Episode 10 : Tu connais pas l'frangin ??? Il arrive…

Lentement, il se dirige vers un coin de l'atelier, en sort un vieux carnet et note un nom : ZIVA, qu'il barre d'un trait énergique en lâchant un « c'est fait, et d'un ! », le rictus au bout des lèvres.
Vraiment pas sérieux pour son âge, le Respectable...

Pendant les jours suivants, il s'entraîne à domestiquer Brigitte et, savez quoi ? : ben, on dirait qu'il commence à y arriver. La preuve ? : même ses avant bras suivent à présent le mouvement !

Bon, remettons les choses dans leur contexte : bien évidement, s'il tombe sur moi, la désillusion sera bien réelle, mais par rapport à toi, il me semble capable de tenir la dragée haute... . Si, si !
René sait maintenant prendre les freins en jetant la moto à la corde, et non en ligne. Mieux : la puissance du V6 ne le surprend plus comme avant et il remet la sauce de plus en plus tôt en sortant des courbes.
Comme quoi, quand on veut, on peut ! : même toi, j'en suis certain, quoique...

Les jours suivants, les progrès deviennent bien réels et la KAWASUKI se dit qu'enfin, elle va pouvoir se dérouiller les bielles (au moins, le rodage aura été fait sérieusement : c'est important le rodage !), que finalement l'ancien est pas usé qu'il parait aux premiers abords...

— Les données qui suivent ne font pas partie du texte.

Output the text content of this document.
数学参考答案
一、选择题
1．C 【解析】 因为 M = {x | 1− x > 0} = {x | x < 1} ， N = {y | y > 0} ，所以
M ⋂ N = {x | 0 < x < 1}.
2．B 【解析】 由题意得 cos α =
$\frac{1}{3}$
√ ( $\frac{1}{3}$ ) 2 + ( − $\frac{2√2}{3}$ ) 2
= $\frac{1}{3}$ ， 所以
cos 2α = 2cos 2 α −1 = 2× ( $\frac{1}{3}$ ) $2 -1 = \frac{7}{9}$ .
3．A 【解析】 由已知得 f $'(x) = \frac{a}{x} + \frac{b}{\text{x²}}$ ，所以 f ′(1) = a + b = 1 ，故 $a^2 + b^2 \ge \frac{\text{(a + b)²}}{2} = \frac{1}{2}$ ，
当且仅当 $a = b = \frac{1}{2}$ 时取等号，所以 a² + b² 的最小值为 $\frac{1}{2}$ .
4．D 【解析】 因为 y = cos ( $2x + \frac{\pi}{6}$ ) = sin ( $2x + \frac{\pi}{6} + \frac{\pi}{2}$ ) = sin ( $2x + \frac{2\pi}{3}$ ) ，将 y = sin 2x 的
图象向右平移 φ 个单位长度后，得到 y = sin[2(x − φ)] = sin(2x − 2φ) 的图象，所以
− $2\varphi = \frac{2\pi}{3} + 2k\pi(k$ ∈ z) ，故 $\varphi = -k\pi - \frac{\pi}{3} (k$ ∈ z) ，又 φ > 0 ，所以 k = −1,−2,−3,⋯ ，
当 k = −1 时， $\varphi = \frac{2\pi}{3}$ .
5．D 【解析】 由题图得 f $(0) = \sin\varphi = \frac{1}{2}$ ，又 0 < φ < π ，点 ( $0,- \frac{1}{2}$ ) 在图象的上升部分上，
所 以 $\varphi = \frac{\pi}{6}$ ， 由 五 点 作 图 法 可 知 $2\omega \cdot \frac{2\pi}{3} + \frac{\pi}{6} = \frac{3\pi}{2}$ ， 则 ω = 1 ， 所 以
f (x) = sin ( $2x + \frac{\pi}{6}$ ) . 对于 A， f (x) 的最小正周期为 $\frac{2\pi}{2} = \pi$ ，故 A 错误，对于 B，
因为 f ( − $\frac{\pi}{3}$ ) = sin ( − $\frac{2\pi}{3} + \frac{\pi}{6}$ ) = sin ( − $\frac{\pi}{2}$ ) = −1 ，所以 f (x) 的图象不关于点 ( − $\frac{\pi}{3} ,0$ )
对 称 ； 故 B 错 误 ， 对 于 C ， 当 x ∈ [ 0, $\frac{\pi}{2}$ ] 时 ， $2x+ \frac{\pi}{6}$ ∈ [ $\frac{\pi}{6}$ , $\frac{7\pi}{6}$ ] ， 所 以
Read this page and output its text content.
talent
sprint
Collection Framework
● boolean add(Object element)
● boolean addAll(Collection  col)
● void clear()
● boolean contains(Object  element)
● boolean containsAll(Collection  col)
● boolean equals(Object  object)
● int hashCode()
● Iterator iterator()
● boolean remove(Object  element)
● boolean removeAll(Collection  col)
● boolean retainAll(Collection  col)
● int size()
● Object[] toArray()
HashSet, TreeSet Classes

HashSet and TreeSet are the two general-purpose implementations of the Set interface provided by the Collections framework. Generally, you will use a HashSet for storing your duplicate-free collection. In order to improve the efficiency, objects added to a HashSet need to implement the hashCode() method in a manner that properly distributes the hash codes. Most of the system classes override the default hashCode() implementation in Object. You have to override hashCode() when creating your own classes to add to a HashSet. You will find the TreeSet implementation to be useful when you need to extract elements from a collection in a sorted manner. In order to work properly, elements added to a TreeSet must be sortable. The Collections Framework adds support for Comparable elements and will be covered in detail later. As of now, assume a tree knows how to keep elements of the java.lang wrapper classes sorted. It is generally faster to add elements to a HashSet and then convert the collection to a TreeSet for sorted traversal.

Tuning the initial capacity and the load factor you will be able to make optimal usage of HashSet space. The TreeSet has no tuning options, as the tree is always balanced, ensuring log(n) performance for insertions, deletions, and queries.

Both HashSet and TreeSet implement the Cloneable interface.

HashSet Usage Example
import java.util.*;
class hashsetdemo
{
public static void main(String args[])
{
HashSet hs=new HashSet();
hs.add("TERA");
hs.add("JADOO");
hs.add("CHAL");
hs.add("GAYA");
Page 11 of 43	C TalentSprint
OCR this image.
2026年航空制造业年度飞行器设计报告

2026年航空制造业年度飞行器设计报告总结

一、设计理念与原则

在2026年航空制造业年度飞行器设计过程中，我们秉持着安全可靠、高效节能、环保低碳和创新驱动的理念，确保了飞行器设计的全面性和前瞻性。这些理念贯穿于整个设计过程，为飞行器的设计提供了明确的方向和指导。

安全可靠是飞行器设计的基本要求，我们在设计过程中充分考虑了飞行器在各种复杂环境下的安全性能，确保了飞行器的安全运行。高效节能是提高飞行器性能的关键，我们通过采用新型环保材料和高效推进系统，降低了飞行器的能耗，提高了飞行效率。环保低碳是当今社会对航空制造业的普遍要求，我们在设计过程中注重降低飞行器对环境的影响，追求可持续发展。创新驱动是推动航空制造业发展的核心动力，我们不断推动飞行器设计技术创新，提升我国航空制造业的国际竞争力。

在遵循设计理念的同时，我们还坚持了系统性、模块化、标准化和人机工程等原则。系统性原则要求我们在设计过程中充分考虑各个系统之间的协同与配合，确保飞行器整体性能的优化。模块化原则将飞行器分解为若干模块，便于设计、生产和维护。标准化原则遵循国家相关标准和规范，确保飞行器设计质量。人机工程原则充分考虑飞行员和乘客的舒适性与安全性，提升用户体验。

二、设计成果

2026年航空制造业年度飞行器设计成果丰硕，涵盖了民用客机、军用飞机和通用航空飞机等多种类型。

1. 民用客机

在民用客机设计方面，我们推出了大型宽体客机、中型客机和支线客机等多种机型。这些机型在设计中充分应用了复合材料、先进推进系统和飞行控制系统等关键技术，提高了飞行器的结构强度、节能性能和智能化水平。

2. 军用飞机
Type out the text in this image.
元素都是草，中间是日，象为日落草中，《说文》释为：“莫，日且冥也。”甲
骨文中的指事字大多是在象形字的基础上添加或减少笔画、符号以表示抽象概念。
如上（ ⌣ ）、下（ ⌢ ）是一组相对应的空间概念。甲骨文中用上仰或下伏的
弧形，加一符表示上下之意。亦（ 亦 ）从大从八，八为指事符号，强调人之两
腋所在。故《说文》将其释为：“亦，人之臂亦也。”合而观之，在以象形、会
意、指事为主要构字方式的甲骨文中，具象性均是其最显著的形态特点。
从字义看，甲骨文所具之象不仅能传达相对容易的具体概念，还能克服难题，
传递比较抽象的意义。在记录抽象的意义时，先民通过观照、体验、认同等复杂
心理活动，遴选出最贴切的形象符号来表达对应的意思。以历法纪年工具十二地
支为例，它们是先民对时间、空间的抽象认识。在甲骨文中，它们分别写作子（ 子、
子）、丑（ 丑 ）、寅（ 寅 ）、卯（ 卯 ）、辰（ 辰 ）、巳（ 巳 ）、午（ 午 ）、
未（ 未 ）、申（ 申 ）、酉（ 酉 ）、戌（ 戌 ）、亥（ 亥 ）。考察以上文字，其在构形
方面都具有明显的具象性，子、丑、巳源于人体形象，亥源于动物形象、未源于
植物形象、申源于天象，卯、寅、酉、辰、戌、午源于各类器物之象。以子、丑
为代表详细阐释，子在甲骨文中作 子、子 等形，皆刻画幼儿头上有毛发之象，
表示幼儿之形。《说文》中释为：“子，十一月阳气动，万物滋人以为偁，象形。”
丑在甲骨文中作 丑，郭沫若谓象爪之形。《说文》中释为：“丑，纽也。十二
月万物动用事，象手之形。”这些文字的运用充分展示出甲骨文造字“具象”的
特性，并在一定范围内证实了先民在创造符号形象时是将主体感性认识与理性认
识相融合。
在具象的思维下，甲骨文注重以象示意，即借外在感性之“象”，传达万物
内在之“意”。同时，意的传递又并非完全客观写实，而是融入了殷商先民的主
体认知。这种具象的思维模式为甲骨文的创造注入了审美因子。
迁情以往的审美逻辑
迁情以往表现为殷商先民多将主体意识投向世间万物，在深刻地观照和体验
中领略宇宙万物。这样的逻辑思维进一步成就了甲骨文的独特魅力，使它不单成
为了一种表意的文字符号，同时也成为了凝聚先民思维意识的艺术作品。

Tiens !, René est tellement remonté qu'il décide d'aller faire un tour au bouclard en prétextant l'achat d'une paire de botte, juste pour aller narguer l'morpion !
« Salut mon p'tit gars, t'es prêt pour le stage ? », demande t'il sur un ton qui ne manque pas d'intriguer Valentini, lequel répond aussitôt :
« Ben..., moi, y'a pas de blèm' sur la question, mais toi (il décide de le tutoyer car ce vieux schnock commence à le gonfler avec ses grands airs. Quand on est jeune, on aime pas trop les vieux qui la ramènent...), tu crois que ça va l'faire ? »

René a noté au passage le tutoiement mais passe là dessus en déclarant :
« Ouais, y'a eu comme un temps d'adaptation, mais maintenant elle commence à dessiner des virgules sur le bitume ».
« Quand tu fais des burns ??? », ne peut s'empêcher de rire le jeune Rosso.
« M'parle pas d'ces truc de mômes ! : accélérer sur place, c'est bon pour les boutonneux...
Moi, j'te parle de celles laissées à la remise des gaz en sortie d'courbe ! »

Valentini devient songeur tout à coup : c'est qu'il semble sérieux le Préhistorique !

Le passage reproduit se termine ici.